TABULAR DATA TO IMAGE GENERATION: BENCHMARK DATA, APPROACHES, AND EVALUATION

Abstract

In this work, we study the problem of generating a set of images from an arbitrary tabular dataset. The set of generated images provides an intuitive visual summary of the tabular data that can be quickly and easily communicated and understood by the user. More specifically, we formally introduce this new dataset to image generation task and discuss a few motivating applications including exploratory data analysis and understanding customer segments for creating better marketing campaigns. We then curate a benchmark dataset for training such models, which we release publicly for others to use and develop new models for other important applications of interest. Further, we describe a general and flexible framework that serves as a fundamental basis for studying and developing models for this new task of generating images from tabular data. From the framework, we propose a few different approaches with varying levels of complexity and tradeoffs. One such approach leverages both numerical and textual data as the input to our image generation pipeline. The pipeline consists of an image decoder and a conditional auto-regressive sequence generation model which also includes a pre-trained tabular representation in the input layer. We evaluate the performance of these approaches through several quantitative metrics (FID for image quality and LPIPS scores for image diversity).

1. INTRODUCTION

In recent years, conditional image generation has been one of the most important directions in the line of research for generative models, due to both its technical challenges and numerous potential applications of such technology. However, most of the works that investigates conditional generation of images consider images (Gatys et al., 2016) or text (Ramesh et al., 2021; 2022) as input.

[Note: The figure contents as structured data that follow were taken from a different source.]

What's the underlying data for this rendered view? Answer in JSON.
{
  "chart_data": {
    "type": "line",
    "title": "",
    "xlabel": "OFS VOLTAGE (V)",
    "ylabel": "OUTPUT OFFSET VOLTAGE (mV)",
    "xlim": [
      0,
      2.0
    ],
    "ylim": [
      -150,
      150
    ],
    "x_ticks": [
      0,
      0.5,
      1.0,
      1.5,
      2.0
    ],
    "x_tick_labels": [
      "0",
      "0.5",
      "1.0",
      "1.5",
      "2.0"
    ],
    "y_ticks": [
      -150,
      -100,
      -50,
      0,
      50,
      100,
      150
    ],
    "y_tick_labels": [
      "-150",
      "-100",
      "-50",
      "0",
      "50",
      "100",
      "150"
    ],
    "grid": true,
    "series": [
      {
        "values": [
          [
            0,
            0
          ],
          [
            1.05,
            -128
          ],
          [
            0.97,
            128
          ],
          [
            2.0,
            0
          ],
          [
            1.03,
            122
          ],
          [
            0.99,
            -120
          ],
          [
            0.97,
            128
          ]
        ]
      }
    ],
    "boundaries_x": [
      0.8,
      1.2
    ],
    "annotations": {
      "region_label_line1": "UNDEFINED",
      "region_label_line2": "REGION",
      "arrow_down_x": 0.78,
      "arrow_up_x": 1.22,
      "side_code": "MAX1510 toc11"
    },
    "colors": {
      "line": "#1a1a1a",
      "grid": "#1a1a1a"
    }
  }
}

Based on this fact, it is natural to ask whether we can extend the input to other data types to discover the potential benefit of image generation models to a larger variety of domains. Hence, in this work, we study the possibility of generating images from a given tabular data, motivated by its promising capability to be applied in customer segmentation analysis for marketers and exploratory data analysis. More specifically, we consider the following problem. Given a (tabular) dataset, or more generally a subset of rows and columns of the datasetfoot_0 , how can we automatically generate a set of high quality images that describe it? Additionally, the set of images generated from the dataset should characterize the key trends, patterns, and segments (clusters) in the data. Such image generation model would yield interesting possibilities. For instance, suppose we have a dataset of customers and the items they purchased, then instead of performing a thorough data mining that requires intensive technical expertise, an image that illustrates a specific segment of customers purchasing specific items already reveals valuable information about the underlying traits of consumer behaviors, which can be easily used in future targeted marketing campaigns. Hence, tabular-data-to-image generation can likely bring up interesting usage. Tabular data to image generation has many important and practical applications. One important application is as a fundamental tool for exploratory data analysis. Consider a user that is interactively



For convenience, the term dataset is used to refer to a subset of rows and columns from a dataset as well as the full dataset.